Taygetus is transected by deep ravines through which tributaries flow into the Eurotas. At the foot of the massif is a zone of scree. To the east of that alluvial fans from Taygetus cover half the valley, making it asymmetrical. On that account it is often called the Evrotas Furrow. The Evrotas flows over a flood plain and also through a shallow aquifer of sand and gravel 10–60 m deep, graded with the deep end downstream. The gradient of the aquifer is a steep 1–3%. The highest hydraulic conductivity and transmissivity are near the junction of the Xerias and the Evrotas south of Sparti. To the east are older and finer sediments of alternating clay and marl beds, some of which are impermeable. Under the entire valley is a deep aquifer in the limestone floor, containing water permeating downward through the horsts. The Evrotas collects runoff and drains the deep aquifer on the east bank but loses water to the shallow aquifer on the west bank.

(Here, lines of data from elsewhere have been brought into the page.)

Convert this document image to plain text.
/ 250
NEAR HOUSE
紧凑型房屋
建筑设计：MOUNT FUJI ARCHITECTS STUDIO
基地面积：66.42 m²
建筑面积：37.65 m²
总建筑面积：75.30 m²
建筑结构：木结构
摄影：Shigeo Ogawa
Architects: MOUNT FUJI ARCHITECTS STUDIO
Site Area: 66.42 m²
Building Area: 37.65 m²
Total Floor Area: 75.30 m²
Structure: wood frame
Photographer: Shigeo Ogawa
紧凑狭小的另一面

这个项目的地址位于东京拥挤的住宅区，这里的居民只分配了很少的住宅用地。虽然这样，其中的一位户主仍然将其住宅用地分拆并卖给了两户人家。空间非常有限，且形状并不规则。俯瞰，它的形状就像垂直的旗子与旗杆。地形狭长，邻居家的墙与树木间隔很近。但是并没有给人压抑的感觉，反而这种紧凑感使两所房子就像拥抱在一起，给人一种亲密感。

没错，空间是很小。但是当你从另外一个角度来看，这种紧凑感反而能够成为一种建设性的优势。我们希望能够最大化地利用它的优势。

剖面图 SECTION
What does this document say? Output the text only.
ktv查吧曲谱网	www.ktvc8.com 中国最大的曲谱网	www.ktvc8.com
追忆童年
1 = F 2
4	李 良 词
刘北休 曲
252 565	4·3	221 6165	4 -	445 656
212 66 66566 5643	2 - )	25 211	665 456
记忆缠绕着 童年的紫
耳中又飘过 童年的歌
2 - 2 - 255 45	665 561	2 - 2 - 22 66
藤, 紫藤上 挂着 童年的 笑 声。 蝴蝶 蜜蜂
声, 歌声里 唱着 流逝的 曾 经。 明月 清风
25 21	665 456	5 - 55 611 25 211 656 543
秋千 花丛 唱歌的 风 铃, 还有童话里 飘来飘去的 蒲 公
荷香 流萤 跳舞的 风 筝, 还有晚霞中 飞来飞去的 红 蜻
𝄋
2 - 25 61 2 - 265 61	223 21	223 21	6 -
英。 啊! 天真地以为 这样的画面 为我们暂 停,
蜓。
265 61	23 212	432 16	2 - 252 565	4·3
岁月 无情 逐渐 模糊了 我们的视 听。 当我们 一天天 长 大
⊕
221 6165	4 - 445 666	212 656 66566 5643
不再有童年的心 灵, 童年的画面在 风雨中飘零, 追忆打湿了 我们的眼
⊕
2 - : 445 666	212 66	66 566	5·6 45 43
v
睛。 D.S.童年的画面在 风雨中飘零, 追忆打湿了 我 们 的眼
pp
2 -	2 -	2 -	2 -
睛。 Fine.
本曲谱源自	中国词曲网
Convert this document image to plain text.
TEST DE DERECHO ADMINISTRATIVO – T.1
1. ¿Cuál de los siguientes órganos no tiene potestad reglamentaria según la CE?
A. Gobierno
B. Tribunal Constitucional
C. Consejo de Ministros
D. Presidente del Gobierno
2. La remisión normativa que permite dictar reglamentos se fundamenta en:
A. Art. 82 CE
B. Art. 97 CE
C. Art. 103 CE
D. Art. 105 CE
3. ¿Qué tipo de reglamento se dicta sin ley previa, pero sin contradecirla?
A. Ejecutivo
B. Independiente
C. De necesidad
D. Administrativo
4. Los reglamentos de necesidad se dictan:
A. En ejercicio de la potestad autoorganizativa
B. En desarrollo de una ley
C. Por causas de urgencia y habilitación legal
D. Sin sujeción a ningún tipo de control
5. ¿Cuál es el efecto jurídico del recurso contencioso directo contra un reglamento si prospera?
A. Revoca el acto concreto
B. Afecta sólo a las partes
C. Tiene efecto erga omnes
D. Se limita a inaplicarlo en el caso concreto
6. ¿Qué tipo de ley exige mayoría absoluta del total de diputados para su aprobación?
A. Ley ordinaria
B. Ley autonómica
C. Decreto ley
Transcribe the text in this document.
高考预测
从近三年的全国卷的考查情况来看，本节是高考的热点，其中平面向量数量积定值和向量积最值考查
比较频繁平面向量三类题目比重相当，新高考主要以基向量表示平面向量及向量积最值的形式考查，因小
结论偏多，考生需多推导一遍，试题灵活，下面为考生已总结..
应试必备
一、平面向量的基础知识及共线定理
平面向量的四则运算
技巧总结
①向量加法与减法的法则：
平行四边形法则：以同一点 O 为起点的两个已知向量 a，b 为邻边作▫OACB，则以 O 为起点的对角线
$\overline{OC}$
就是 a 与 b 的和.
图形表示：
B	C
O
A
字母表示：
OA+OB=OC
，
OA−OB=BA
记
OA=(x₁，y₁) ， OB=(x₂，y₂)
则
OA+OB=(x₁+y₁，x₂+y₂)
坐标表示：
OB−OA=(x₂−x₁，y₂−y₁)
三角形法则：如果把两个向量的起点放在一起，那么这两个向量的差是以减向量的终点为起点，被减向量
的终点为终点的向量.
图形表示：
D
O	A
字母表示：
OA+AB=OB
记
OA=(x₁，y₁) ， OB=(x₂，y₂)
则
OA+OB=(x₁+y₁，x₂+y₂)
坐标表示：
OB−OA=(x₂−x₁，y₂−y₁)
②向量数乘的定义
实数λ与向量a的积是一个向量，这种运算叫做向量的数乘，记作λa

===Recent geologic history===
Analysis of bore holes in the valley indicate that in the Pliocene it was a lake. In classical times, according to the ancient authors, it was swampy, but the cultivatable land exposed was very fertile. Then, as now, it was used mainly for fruit trees, especially olive.

Geologic analysis done in the 20th century hypothesized that the Evrotas Valley in the Late Pliocene was an inland sea over the lower and middle valley several hundred m deep at the current mouth of the river. The fault-block geology had developed earlier. During the Pleistocene the sea level dropped 500 m exposing a flat floor. Continued slippage along the Sparta Fault dropped the middle Eurotas valley further forcing the river to cut its way through the 100–250 m hills dividing the lower from the middle valley, creating Evrotas Ravine.